Download or read book Imagining Identity in New Spain written by Magali M. Carrera and published by University of Texas Press. This book was released on 2003-04-01 with total page 228 pages. Available in PDF, EPUB and Kindle. Book excerpt: Reacting to the rising numbers of mixed-blood (Spanish-Indian-Black African) people in its New Spain colony, the eighteenth-century Bourbon government of Spain attempted to categorize and control its colonial subjects through increasing social regulation of their bodies and the spaces they inhabited. The discourse of calidad(status) and raza(lineage) on which the regulations were based also found expression in the visual culture of New Spain, particularly in the unique genre of castapaintings, which purported to portray discrete categories of mixed-blood plebeians. Using an interdisciplinary approach that also considers legal, literary, and religious documents of the period, Magali Carrera focuses on eighteenth-century portraiture and castapaintings to understand how the people and spaces of New Spain were conceptualized and visualized. She explains how these visual practices emphasized a seeming realism that constructed colonial bodies--elite and non-elite--as knowable and visible. At the same time, however, she argues that the chaotic specificity of the lives and lived conditions in eighteenth-century New Spain belied the illusion of social orderliness and totality narrated in its visual art. Ultimately, she concludes, the inherent ambiguity of the colonial body and its spaces brought chaos to all dreams of order.

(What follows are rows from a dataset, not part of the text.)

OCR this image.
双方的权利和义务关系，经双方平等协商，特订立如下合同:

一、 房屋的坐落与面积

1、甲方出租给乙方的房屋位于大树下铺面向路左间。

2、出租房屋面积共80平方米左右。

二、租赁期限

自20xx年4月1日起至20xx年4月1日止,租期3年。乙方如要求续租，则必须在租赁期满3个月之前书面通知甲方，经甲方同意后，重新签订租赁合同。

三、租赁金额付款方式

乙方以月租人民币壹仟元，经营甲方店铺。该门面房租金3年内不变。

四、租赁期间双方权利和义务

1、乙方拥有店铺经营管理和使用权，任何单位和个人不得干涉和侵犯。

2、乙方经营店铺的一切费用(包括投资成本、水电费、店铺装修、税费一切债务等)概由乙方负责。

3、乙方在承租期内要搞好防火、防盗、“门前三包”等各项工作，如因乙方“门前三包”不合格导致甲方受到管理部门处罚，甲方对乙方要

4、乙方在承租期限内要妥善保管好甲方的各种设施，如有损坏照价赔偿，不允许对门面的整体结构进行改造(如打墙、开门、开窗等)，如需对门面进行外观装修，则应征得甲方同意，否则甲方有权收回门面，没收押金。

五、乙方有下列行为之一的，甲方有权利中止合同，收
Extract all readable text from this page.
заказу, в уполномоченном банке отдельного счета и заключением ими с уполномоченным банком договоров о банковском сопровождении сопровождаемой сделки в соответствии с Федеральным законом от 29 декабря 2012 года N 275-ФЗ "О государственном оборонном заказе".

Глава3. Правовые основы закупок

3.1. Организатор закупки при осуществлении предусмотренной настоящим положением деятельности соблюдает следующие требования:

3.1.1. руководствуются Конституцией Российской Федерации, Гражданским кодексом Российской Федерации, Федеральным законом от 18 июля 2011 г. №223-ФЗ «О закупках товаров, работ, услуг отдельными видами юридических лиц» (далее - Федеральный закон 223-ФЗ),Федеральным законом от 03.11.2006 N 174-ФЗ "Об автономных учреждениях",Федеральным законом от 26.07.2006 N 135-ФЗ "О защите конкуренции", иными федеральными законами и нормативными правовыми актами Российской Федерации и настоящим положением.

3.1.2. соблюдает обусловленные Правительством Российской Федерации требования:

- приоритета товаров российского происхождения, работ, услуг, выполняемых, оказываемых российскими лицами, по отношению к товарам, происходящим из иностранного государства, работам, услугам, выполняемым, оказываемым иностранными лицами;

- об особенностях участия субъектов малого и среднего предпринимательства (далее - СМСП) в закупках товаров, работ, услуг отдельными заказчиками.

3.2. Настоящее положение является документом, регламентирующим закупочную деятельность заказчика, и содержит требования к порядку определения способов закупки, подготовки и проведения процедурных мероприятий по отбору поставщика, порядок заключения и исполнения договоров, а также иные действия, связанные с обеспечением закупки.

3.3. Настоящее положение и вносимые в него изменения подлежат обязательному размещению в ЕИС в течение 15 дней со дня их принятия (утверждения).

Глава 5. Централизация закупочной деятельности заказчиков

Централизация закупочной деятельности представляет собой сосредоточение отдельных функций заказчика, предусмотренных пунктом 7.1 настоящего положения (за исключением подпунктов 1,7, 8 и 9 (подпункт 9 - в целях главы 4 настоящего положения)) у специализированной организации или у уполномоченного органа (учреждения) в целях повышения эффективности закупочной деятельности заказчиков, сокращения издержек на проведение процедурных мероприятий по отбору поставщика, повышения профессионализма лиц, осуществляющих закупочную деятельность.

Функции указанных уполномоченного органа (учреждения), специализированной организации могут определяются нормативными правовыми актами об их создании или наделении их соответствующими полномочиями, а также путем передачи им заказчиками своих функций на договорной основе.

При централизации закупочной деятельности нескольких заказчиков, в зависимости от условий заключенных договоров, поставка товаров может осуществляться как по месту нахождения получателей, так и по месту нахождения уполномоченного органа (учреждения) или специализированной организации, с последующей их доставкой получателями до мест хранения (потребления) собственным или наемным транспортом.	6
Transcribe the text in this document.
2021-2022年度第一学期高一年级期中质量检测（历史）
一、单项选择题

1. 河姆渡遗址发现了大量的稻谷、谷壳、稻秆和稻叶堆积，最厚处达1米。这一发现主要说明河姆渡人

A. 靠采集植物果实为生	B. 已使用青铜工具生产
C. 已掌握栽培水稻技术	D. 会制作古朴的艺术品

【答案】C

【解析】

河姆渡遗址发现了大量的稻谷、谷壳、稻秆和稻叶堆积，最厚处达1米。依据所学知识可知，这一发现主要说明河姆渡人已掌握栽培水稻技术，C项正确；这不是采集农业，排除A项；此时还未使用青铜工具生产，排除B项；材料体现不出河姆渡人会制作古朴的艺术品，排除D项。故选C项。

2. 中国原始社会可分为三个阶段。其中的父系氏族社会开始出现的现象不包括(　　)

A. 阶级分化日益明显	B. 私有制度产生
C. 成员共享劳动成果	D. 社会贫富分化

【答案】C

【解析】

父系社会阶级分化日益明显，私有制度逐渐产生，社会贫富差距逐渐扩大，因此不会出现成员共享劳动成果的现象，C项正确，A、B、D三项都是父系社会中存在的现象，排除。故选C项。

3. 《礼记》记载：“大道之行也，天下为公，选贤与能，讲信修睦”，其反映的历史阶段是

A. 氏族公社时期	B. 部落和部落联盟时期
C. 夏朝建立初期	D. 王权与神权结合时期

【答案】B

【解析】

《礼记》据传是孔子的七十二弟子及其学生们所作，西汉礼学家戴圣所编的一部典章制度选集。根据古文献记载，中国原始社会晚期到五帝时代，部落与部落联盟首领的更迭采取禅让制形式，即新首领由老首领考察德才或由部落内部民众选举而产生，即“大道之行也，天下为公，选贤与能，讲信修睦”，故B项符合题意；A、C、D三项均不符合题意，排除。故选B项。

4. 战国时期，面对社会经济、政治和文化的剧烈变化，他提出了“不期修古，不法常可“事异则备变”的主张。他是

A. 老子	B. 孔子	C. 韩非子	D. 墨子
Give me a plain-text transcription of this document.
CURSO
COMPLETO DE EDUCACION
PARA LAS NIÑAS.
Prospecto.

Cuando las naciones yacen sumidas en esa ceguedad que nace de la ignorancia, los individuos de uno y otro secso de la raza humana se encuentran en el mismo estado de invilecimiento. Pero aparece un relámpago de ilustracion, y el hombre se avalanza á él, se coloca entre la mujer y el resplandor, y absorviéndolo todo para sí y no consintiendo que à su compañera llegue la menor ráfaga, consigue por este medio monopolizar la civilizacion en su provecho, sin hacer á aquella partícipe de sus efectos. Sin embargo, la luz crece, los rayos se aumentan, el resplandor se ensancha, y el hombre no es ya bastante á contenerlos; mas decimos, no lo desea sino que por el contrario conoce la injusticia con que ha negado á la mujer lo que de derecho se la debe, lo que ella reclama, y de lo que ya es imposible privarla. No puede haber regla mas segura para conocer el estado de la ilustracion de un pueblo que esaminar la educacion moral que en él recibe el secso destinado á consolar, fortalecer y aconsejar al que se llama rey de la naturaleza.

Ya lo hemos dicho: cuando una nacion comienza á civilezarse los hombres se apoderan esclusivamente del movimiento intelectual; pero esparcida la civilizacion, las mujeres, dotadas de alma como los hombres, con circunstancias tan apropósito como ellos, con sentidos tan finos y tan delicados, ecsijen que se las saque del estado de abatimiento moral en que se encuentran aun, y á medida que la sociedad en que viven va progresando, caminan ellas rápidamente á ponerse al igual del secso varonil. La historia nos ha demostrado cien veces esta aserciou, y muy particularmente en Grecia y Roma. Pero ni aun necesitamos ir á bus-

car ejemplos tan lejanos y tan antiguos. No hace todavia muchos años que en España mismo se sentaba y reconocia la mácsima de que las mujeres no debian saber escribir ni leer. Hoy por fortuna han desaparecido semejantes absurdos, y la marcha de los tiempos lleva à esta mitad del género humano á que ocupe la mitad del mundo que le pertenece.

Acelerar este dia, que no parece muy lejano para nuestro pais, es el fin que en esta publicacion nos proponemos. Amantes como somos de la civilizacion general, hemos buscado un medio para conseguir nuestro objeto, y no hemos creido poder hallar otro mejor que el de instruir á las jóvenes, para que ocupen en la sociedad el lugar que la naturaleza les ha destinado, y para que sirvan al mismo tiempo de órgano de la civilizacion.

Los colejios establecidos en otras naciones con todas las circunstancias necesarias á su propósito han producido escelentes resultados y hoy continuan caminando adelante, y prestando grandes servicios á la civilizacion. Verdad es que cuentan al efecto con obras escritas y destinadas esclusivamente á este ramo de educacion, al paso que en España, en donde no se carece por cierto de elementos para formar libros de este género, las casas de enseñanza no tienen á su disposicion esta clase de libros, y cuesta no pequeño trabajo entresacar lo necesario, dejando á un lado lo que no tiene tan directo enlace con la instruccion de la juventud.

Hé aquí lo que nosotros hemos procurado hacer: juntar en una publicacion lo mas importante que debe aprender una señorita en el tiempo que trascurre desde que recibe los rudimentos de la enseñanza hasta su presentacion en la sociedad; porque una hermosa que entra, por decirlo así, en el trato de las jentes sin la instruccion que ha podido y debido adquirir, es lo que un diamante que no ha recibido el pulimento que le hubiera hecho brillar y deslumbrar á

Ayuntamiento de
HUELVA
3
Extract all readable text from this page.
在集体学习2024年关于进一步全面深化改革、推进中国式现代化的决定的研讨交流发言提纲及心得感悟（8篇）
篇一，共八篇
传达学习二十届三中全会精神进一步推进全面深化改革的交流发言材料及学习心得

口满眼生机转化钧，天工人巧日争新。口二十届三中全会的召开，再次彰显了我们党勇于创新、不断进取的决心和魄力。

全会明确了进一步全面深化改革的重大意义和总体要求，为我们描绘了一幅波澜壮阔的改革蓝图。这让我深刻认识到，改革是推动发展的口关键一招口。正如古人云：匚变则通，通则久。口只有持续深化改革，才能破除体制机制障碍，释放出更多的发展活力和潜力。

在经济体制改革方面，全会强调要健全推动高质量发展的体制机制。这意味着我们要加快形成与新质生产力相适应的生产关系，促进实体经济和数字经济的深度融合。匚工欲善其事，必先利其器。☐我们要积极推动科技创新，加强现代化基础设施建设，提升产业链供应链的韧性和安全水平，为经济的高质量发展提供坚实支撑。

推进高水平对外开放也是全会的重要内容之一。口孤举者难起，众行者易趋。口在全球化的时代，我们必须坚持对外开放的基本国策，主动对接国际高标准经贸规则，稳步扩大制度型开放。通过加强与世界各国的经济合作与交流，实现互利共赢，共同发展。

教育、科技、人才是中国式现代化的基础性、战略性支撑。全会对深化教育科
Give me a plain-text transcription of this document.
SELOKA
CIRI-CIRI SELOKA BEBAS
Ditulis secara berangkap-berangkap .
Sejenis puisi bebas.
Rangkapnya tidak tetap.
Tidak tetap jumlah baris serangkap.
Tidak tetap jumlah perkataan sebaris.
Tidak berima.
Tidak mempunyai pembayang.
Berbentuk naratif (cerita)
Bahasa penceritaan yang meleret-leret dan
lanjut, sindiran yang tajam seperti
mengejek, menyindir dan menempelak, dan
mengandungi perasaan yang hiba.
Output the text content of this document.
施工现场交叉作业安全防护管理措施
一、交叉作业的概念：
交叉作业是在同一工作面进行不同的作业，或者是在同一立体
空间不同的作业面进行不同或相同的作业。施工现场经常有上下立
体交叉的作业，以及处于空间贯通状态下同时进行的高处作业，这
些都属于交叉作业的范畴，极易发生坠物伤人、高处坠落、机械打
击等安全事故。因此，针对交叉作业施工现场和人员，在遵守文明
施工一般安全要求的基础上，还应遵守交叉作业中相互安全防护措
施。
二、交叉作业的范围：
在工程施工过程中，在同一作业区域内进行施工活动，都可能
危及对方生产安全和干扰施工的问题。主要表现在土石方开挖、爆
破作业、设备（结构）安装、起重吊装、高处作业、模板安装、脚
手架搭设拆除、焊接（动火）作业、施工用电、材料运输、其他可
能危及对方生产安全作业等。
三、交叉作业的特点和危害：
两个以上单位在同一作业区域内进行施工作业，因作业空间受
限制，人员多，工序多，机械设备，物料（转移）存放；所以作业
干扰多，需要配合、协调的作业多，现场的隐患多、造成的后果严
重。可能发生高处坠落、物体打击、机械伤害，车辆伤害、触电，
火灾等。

Book A Concise History of Mexico

    Book Details:
  • Author : Brian R. Hamnett
  • Publisher : Cambridge University Press
  • Release : 2006-05-04
  • ISBN : 0521852846
  • Pages : 25 pages

Download or read book A Concise History of Mexico written by Brian R. Hamnett and published by Cambridge University Press. This book was released on 2006-05-04 with total page 25 pages. Available in PDF, EPUB and Kindle. Book excerpt: This updated edition offers an accessible and richly illustrated study of Mexico's political, social, economic and cultural history.